A force de tourner en rond et de mijoter dans son jus, le cénacle littéraire parisien a fini par tuer sa poule aux oeufs d’or. Les sempiternels souvenirs d’enfance bourgeoise des uns (mais tout le monde n’est pas Proust), les descriptions cliniques de la sexualité des autres, les recherches infinies sur la forme,  les tribulations à deux sous des midinettes esseulées… Certes. Dieu qu’on s’ennuie à ouvrir la manne de notre show biz littéraire français!

Mais est-ce à dire que la littérature est morte qui s’écrit encore en français?

Allons, allons!

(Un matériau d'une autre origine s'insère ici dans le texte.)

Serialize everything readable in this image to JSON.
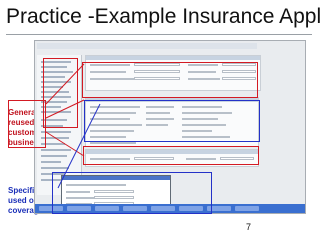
{
  "slide": {
    "title": "Practice -Example Insurance Appl.",
    "page_number": "7"
  },
  "annotations": {
    "general": "General\nreused:\ncustom,\nbusiness",
    "specific": "Specific\nused once:\ncoverage"
  },
  "colors": {
    "general_accent": "#c0121e",
    "specific_accent": "#1a2fb8"
  }
}
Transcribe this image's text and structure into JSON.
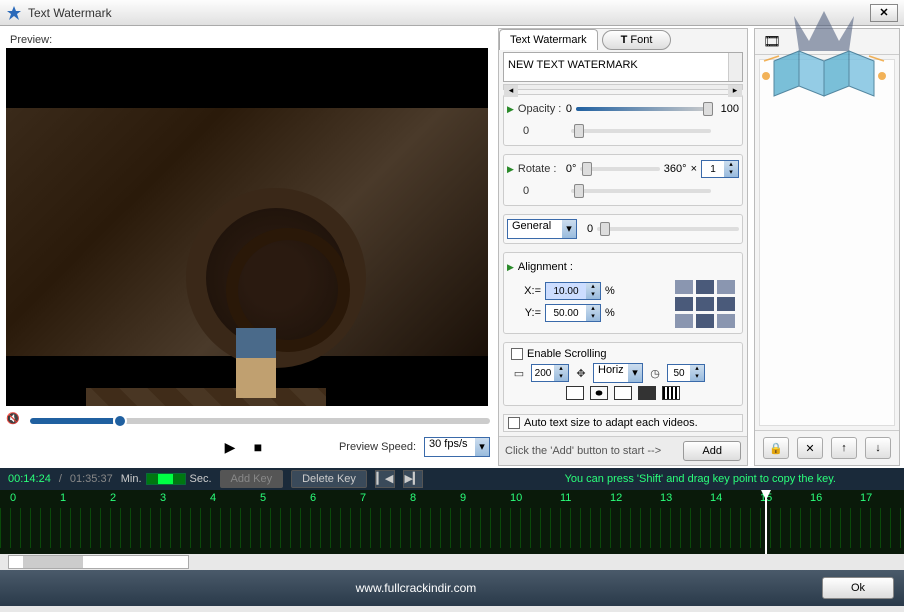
{
  "window": {
    "title": "Text Watermark",
    "close": "✕"
  },
  "preview": {
    "label": "Preview:"
  },
  "transport": {
    "play": "▶",
    "stop": "■",
    "speed_label": "Preview Speed:",
    "speed_value": "30 fps/s"
  },
  "tabs": {
    "main": "Text Watermark",
    "font": "T Font"
  },
  "watermark_text": "NEW TEXT WATERMARK",
  "opacity": {
    "label": "Opacity :",
    "min": "0",
    "max": "100",
    "key": "0"
  },
  "rotate": {
    "label": "Rotate  :",
    "min": "0°",
    "max": "360°",
    "mult": "×",
    "value": "1",
    "key": "0"
  },
  "mode": {
    "value": "General",
    "key": "0"
  },
  "alignment": {
    "label": "Alignment :",
    "x_label": "X:=",
    "x_value": "10.00",
    "y_label": "Y:=",
    "y_value": "50.00",
    "pct": "%"
  },
  "scrolling": {
    "enable": "Enable Scrolling",
    "width": "200",
    "dir_label": "Horiz",
    "speed": "50"
  },
  "autosize": "Auto text size to adapt each videos.",
  "hint": "Click the 'Add' button to start -->",
  "add": "Add",
  "timeline": {
    "current": "00:14:24",
    "total": "01:35:37",
    "slash": "/",
    "min": "Min.",
    "sec": "Sec.",
    "add_key": "Add Key",
    "delete_key": "Delete Key",
    "prev": "▎◀",
    "next": "▶▎",
    "hint": "You can press 'Shift' and drag key point to copy the key.",
    "marks": [
      "0",
      "1",
      "2",
      "3",
      "4",
      "5",
      "6",
      "7",
      "8",
      "9",
      "10",
      "11",
      "12",
      "13",
      "14",
      "15",
      "16",
      "17"
    ]
  },
  "footer": {
    "url": "www.fullcrackindir.com",
    "ok": "Ok"
  },
  "icons": {
    "lock": "🔒",
    "x": "✕",
    "up": "↑",
    "down": "↓",
    "film": "🎞",
    "mute": "🔇",
    "ruler": "▭",
    "move": "✥",
    "clock": "◷"
  }
}
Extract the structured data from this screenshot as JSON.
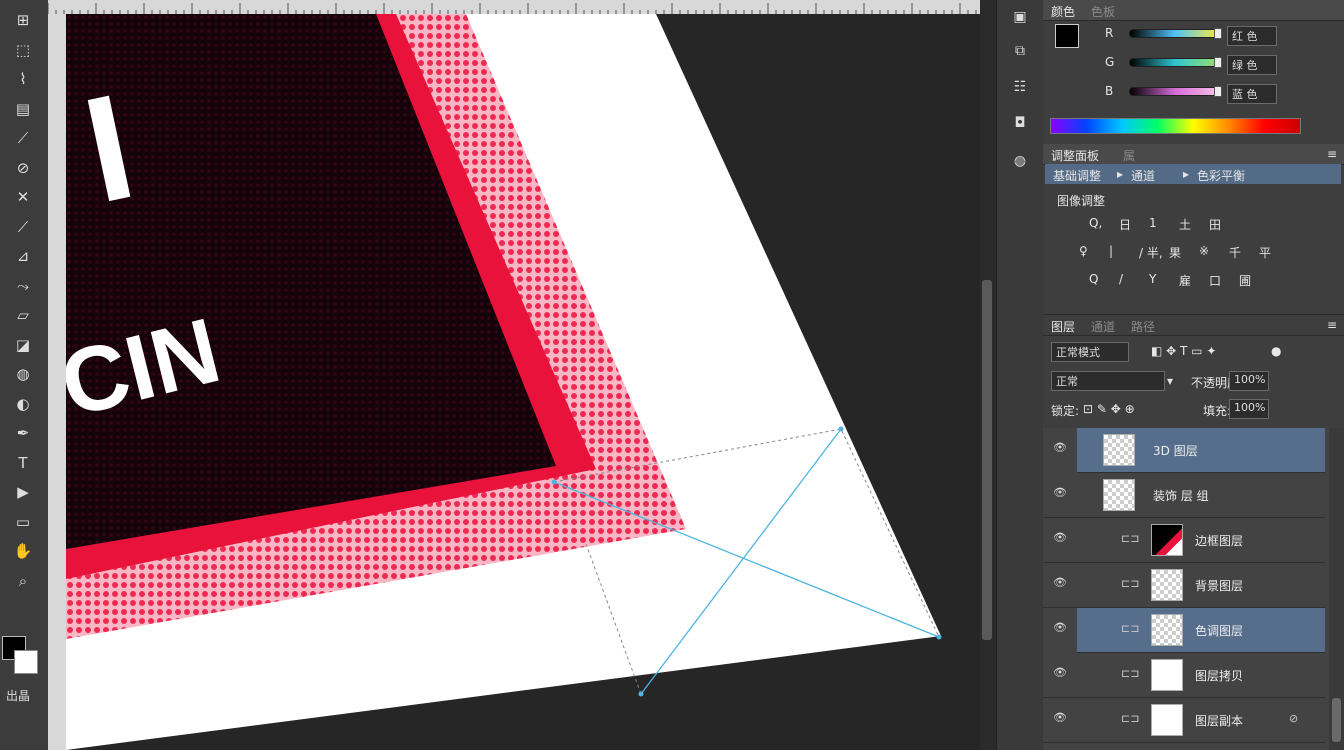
{
  "toolbar": {
    "tools": [
      "move-tool",
      "marquee-tool",
      "lasso-tool",
      "quick-selection-tool",
      "crop-tool",
      "eyedropper-tool",
      "healing-brush-tool",
      "brush-tool",
      "clone-stamp-tool",
      "history-brush-tool",
      "eraser-tool",
      "gradient-tool",
      "blur-tool",
      "dodge-tool",
      "pen-tool",
      "type-tool",
      "path-selection-tool",
      "shape-tool",
      "hand-tool",
      "zoom-tool"
    ],
    "glyphs": [
      "⊞",
      "⬚",
      "⌇",
      "▤",
      "⟋",
      "⊘",
      "✕",
      "⟋",
      "⊿",
      "⤳",
      "▱",
      "◪",
      "◍",
      "◐",
      "✒",
      "T",
      "▶",
      "▭",
      "✋",
      "⌕"
    ],
    "quickmask_label": "出晶"
  },
  "rulers": {
    "top_ticks": [
      "",
      "",
      "",
      "",
      "",
      "",
      "",
      "",
      "",
      "",
      "",
      "",
      "",
      "",
      "",
      "",
      "",
      ""
    ]
  },
  "artwork": {
    "text_top": "I",
    "text_mid": "CIN"
  },
  "color_panel": {
    "tabs": [
      "颜色",
      "色板"
    ],
    "rows": [
      {
        "label": "R",
        "value": "红 色"
      },
      {
        "label": "G",
        "value": "绿 色"
      },
      {
        "label": "B",
        "value": "蓝 色"
      }
    ]
  },
  "adjust_panel": {
    "tabs": [
      "调整面板",
      "属"
    ],
    "path": [
      "基础调整",
      "通道",
      "色彩平衡"
    ],
    "section": "图像调整",
    "row1": [
      "Q,",
      "日",
      "1",
      "土",
      "田"
    ],
    "row2": [
      "♀",
      "|",
      "/ 半,",
      "果",
      "※",
      "千",
      "平"
    ],
    "row3": [
      "Q",
      "/",
      "Y",
      "雇",
      "口",
      "圃"
    ]
  },
  "layers_panel": {
    "tabs": [
      "图层",
      "通道",
      "路径"
    ],
    "kind_label": "正常模式",
    "blend_mode": "正常",
    "opacity_label": "不透明度:",
    "opacity_value": "100%",
    "lock_label": "锁定:",
    "fill_label": "填充:",
    "fill_value": "100%",
    "layers": [
      {
        "name": "3D 图层",
        "thumb": "checker",
        "selected": true,
        "link": "",
        "fx": ""
      },
      {
        "name": "装饰 层 组",
        "thumb": "checker",
        "selected": false,
        "link": "",
        "fx": ""
      },
      {
        "name": "边框图层",
        "thumb": "red-frame",
        "selected": false,
        "link": "f",
        "fx": ""
      },
      {
        "name": "背景图层",
        "thumb": "checker",
        "selected": false,
        "link": "f",
        "fx": ""
      },
      {
        "name": "色调图层",
        "thumb": "checker",
        "selected": true,
        "link": "f",
        "fx": ""
      },
      {
        "name": "图层拷贝",
        "thumb": "white",
        "selected": false,
        "link": "f",
        "fx": ""
      },
      {
        "name": "图层副本",
        "thumb": "white",
        "selected": false,
        "link": "f",
        "fx": "⊘"
      }
    ]
  },
  "colors": {
    "accent_red": "#e8123a",
    "selection_blue": "#4a6a8c",
    "guide_cyan": "#4fb4e0"
  }
}
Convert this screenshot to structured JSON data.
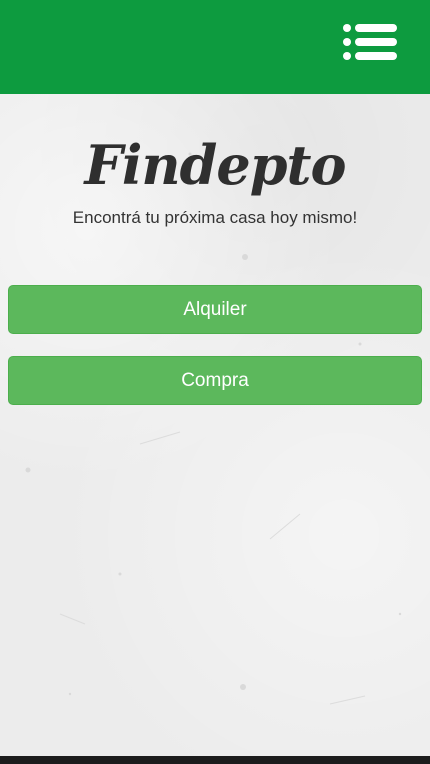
{
  "header": {
    "menu_icon": "hamburger-list-icon",
    "background_color": "#0d9b3f"
  },
  "brand": {
    "logo_text": "Findepto",
    "tagline": "Encontrá tu próxima casa hoy mismo!"
  },
  "actions": {
    "rent_label": "Alquiler",
    "buy_label": "Compra",
    "button_color": "#5cb85c"
  }
}
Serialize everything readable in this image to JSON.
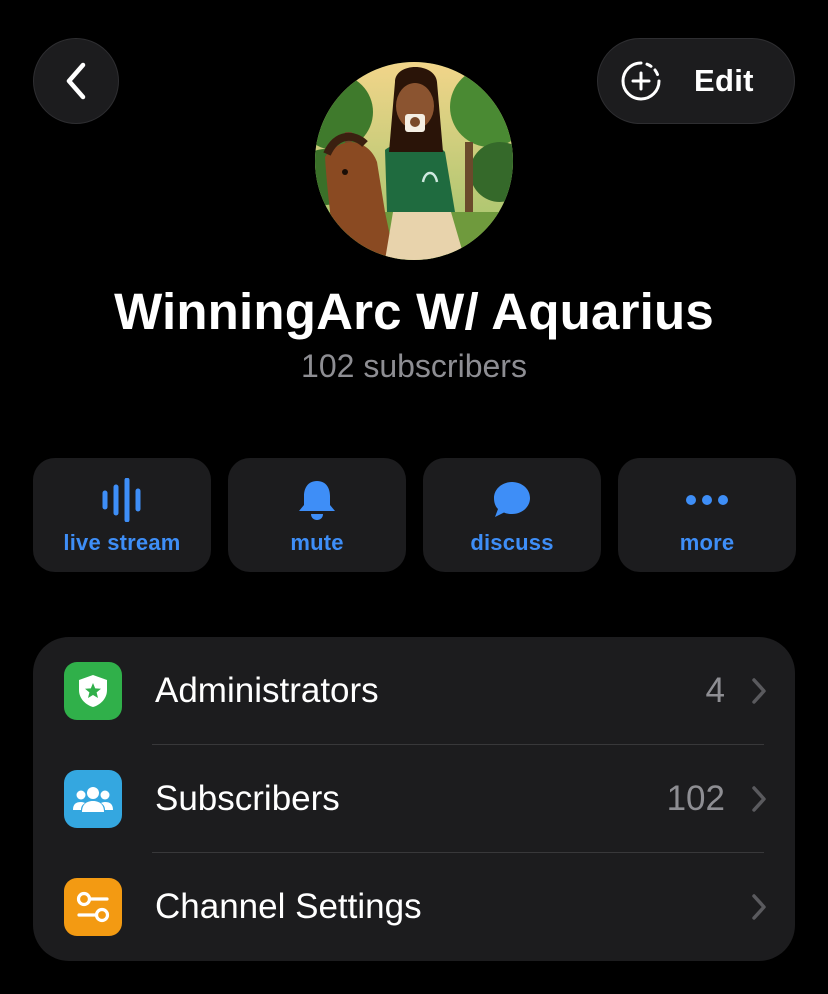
{
  "header": {
    "edit_label": "Edit"
  },
  "channel": {
    "title": "WinningArc W/ Aquarius",
    "subscribers_text": "102 subscribers"
  },
  "actions": [
    {
      "label": "live stream",
      "icon": "live-stream-icon"
    },
    {
      "label": "mute",
      "icon": "bell-icon"
    },
    {
      "label": "discuss",
      "icon": "chat-bubble-icon"
    },
    {
      "label": "more",
      "icon": "more-dots-icon"
    }
  ],
  "list": {
    "items": [
      {
        "label": "Administrators",
        "value": "4",
        "icon": "admin-shield-icon",
        "icon_color": "#30b04a"
      },
      {
        "label": "Subscribers",
        "value": "102",
        "icon": "group-people-icon",
        "icon_color": "#34a7e0"
      },
      {
        "label": "Channel Settings",
        "value": "",
        "icon": "settings-toggle-icon",
        "icon_color": "#f39a12"
      }
    ]
  },
  "colors": {
    "accent": "#3e8ef7",
    "background": "#000000",
    "card": "#1c1c1e",
    "secondary_text": "#8e8e93"
  }
}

A trop avoir le nez dans les piles de lecture imposée, on en oublierait qu’il existe autre chose que la consommation littéraire fast-food, nombriliste ou élitiste.

Heureusement, loin des cercles officiels ou à l’étranger, quelques grands parmi nos écrivains semblent exister encore. Vous avez dit François Cheng ? Philippe Claudel? Michel Houellebecq peut-être?  Ou d’autres, Yasmina Khadra, Nancy Houston, par exemple?  D’autres qui vous sont chers et que vous avez su déceler? Et Le Clézio, bien sûr, qui nous exhorte:

« Il faut continuer à lire des romans,  c’est un très bon moyen d’interroger le monde réel », article du Nouvel Obs.

Interroger le monde réel? En voilà une idée!

Alors nous lui obéirons. Nous continuerons à lire des romans. Mais souvent des romans non imposés par le seul profit éditorial via les plateaux médiatiques complaisants.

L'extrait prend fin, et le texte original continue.